Outstanding demonstration of "Seek and accept responsibility"!!!  You should be teaching Leadership at the Infantry School.


----------



## pbi (22 Apr 2010)

This business reminds me of a visit to 1 PPCLI by staff of  the US Army Corps HQ from Ft Lewis in the 1990's, not long after we struck down the service regulations and QR&O against homosexuality. I was Adjt at the time. They spoke with the CO, myself, the RSM and perhaps a few others. Anyway, this group of senior officers was very concerned about the impact of allowing openly gay people to serve in the military. I think the "Don't Ask, Don't Tell" policy was being considered in the US at that time.

What we explained to them was that, as far as the battalion was concerned, it was all a big non-event. We hadn't seen any problems of any kind connected with gay soldiers. At the time, most people weren't exactly overjoyed at the change in the CF regulations, but that was about it. The Americans didn't seem very convinced.

When I look back now, I'd pretty much say the same thing as I did then. I've met a few gay soldiers over the years, (two of them are good friends) but only a few.

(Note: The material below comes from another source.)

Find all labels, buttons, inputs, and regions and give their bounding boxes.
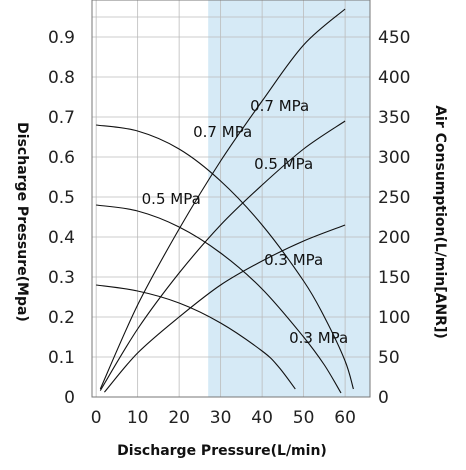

I've never met any whose sexual orientation caused a significant problem for discipline, unit cohesion or operational effectiveness. We've been engaged in a very tough and nasty fight in Afghanistan for nearly a decade now, and I don't see any evidence that our gay soldiers have any negative effect on us whatsoever.

My contacts over the years suggest to me that social and political conservatism runs very, very deeply amongst some members of the US officer corps, far moreso than it does with us. (even though some Canadians probably see us as right-wing jackboot types). I think this was just an example of that cultural difference: the good General obviously thought better of it afterward and issued an honourable retraction.

Cheers


----------



## SeanNewman (22 Apr 2010)

PBI,

Pretty much bang on, Sir.

It has to be looked at as "Is this part of the soldier causing a burden to himself or his peers?", and that question has nothing at all to do with sexual orientation more than it does if they build plastic models and people know about it.

If a soldier is gay but does a good job, then anyone who has a problem with that soldier should be the one getting charged.

The only time a detriment would come into play is if it interfered with life at work, and at that point it would be the same as any other issue that spilled over into military life and caused problems.

I have seen far more disturbances to military life caused by a member's personal life involving bad credit, divorces, fighting at a bar, drinking, gambling, and motorcycle accidents due to stunting than I ever have due to homosexuality.


----------



## pbi (23 Apr 2010)

Petamocto said:
			
		

> I have seen for more disturbances to military life caused by a member's personal life involving bad credit, divorces, fighting at a bar, drinking, gambling, and motorcycle accidents due to stunting than I ever have due to homosexuality.



That pretty much sums it up, the way I see it, too. Any sex-related pers problems I've ever been aware of, or ever had to take action about, were almost always about stupid or criminal heterosexual behaviour. I can only think of one situation involving a problem caused by a homosexual advance to another soldier, and it happened before we changed the rules.

Cheers


----------